What we think of as “wildlife management” is quite often really managing people and our impacts, or undoing the things we’ve done. The lake trout introduction in Yellowstone Lake reminds us that human actions—whether planned or not—often have unintended consequences. And correcting those consequences is both expensive and often ineffective. Too frequently, we fail to invest in research at a level that would better inform the decisions we make, and even when we do, we often ignore the findings.
We mostly ask wildlife to accommodate us, rather than the other way around, but species decline is the clear result of this approach. The gap between what science tells us is necessary to protect wildlife and the policies we implement widens as the stakes grow higher. As a state, we lack the political will to actually protect the large landscapes that big game and other species depend on, and that make Wyoming truly unique.
Much of the $3 billion of Wyoming’s gross state economy that comes from tourism, hunting, and fishing is fueled by wildlife, and employs tens of thousands of people. Yet the state spends less than a tenth of one percent of that figure—a trifling few million in a good year—on wildlife research. If Wyoming were more like a company (and less like a company town), it would be out of business due to its failure to invest in the research and development that keeps its products exceptional. It would have failed to compete. Here, the best wildlife researchers are left scrambling for scarce private philanthropic funds, the Wyoming Game and Fish Department’s budget is woefully inadequate to fulfill its mission to conserve more than 800 species, and we have yet to have an honest discussion about what the state should be investing in this most valuable—and sustainable—resource.

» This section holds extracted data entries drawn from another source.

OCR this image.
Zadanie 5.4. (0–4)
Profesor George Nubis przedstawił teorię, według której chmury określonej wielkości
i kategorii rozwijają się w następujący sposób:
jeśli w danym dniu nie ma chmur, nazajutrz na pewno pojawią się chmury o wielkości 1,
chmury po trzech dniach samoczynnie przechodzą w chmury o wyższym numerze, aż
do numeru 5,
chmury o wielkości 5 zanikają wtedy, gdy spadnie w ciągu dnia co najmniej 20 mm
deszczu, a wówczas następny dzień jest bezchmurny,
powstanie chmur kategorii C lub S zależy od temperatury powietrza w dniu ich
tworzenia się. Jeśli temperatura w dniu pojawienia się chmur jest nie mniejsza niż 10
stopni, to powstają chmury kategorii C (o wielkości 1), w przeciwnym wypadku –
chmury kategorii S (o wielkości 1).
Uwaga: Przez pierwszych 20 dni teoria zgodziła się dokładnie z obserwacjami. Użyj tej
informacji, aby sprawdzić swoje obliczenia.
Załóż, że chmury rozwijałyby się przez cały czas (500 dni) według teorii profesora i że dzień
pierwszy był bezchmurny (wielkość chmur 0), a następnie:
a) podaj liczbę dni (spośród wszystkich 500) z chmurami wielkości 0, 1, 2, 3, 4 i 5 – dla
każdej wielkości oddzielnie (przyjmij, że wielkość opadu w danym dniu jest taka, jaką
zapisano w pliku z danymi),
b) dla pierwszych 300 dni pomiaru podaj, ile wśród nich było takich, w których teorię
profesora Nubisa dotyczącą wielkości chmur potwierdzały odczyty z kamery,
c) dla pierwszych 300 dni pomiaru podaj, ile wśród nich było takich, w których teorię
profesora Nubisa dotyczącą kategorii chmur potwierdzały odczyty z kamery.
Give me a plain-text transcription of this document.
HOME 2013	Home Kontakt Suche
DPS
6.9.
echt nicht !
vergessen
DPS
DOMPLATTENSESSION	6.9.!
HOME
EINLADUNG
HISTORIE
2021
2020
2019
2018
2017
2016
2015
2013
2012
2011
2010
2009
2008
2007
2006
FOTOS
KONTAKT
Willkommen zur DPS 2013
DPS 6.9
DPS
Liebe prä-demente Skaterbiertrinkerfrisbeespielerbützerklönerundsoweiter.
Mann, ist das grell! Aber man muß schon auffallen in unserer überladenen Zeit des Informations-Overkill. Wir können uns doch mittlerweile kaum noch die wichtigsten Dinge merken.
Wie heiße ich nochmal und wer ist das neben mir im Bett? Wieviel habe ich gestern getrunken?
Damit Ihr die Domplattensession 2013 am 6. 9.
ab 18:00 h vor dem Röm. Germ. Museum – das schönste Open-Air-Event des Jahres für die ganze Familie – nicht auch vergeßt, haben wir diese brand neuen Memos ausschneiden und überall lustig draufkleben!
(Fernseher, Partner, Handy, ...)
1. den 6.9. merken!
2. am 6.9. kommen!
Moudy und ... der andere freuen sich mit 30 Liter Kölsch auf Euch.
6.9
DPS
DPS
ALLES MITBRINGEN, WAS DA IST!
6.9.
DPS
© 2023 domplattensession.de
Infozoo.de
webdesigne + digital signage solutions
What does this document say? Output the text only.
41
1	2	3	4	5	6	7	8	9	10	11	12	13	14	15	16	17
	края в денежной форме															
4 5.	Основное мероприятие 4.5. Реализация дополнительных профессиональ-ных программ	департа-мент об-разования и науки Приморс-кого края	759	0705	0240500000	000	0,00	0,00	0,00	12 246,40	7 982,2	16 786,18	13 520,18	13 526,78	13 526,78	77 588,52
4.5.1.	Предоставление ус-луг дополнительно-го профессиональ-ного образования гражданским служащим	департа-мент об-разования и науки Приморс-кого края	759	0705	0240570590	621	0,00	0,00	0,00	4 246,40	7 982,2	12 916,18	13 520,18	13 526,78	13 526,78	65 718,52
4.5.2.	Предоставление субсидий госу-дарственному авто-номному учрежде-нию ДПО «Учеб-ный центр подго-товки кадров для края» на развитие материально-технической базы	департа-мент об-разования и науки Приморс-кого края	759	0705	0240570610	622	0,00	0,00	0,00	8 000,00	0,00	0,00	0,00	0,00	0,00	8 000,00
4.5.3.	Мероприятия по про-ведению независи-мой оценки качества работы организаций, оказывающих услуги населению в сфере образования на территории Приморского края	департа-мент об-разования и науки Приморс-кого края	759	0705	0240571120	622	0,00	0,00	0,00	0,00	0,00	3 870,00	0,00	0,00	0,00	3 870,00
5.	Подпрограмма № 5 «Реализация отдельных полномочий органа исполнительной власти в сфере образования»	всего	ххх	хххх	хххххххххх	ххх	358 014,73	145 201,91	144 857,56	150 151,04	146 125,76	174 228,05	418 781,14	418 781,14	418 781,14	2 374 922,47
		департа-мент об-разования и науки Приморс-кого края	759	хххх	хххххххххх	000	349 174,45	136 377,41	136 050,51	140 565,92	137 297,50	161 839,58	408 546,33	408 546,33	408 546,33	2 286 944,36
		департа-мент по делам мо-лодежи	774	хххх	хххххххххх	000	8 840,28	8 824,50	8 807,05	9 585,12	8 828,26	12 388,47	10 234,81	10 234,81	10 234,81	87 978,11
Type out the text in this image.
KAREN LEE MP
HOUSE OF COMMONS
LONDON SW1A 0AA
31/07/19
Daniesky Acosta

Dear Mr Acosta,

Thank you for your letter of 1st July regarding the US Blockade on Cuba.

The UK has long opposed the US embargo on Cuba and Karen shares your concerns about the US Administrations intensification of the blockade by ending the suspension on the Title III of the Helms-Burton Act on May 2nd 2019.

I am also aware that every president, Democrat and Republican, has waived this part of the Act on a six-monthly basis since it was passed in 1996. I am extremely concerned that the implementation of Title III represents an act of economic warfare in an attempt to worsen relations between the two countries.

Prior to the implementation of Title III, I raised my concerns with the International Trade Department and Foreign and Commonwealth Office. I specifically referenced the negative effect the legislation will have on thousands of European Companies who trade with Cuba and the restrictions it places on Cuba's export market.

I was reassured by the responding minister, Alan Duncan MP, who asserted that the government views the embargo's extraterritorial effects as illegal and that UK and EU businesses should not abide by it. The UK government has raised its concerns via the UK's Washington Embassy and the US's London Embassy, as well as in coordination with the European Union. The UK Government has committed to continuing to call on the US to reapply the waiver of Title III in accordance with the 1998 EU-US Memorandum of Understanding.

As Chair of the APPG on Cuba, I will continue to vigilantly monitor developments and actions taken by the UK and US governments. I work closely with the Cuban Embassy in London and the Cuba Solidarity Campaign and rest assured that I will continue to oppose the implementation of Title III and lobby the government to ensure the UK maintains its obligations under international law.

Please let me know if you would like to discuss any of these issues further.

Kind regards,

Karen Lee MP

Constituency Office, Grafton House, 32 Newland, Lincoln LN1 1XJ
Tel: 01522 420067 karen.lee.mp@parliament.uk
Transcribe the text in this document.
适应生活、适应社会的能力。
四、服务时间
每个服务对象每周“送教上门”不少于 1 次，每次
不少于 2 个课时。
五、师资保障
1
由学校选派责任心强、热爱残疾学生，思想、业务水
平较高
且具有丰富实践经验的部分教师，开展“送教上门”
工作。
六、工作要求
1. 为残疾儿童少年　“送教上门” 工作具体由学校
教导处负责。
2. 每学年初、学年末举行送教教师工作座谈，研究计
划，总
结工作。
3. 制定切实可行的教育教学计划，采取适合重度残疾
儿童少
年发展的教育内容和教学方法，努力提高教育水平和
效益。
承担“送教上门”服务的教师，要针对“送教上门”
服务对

If we consider our state’s wildlife as its most distinctive and irreplaceable natural resource blessing—as well as a significant source of our economy and cultural pride—we will be able to work together to maintain our diverse species, our healthy ecosystems, and a healthier and more diverse economy for the future. We will recognize wildlife as a steady, long-term economic engine rather than something to sacrifice for a fast buck in a boom and bust economy. We will invest in wildlife professionals, in research and analysis, in habitat conservation and restoration—and spend as wisely as we can. For our children’s children to have the opportunity to catch a cutthroat in summer, hunt a mule deer in fall, photograph a bison in winter, or see a sage grouse strut in spring, we must take the truly conservative approach and invest in the wildlife that will sustain us for generations to come.
By Elizabeth Storer
A perspective from Elizabeth Storer, the President and CEO of the George B. Storer Foundation, a Wyoming-based charitable foundation that has supported wildlife conservation, community, and education programs throughout Wyoming for more than 30 years.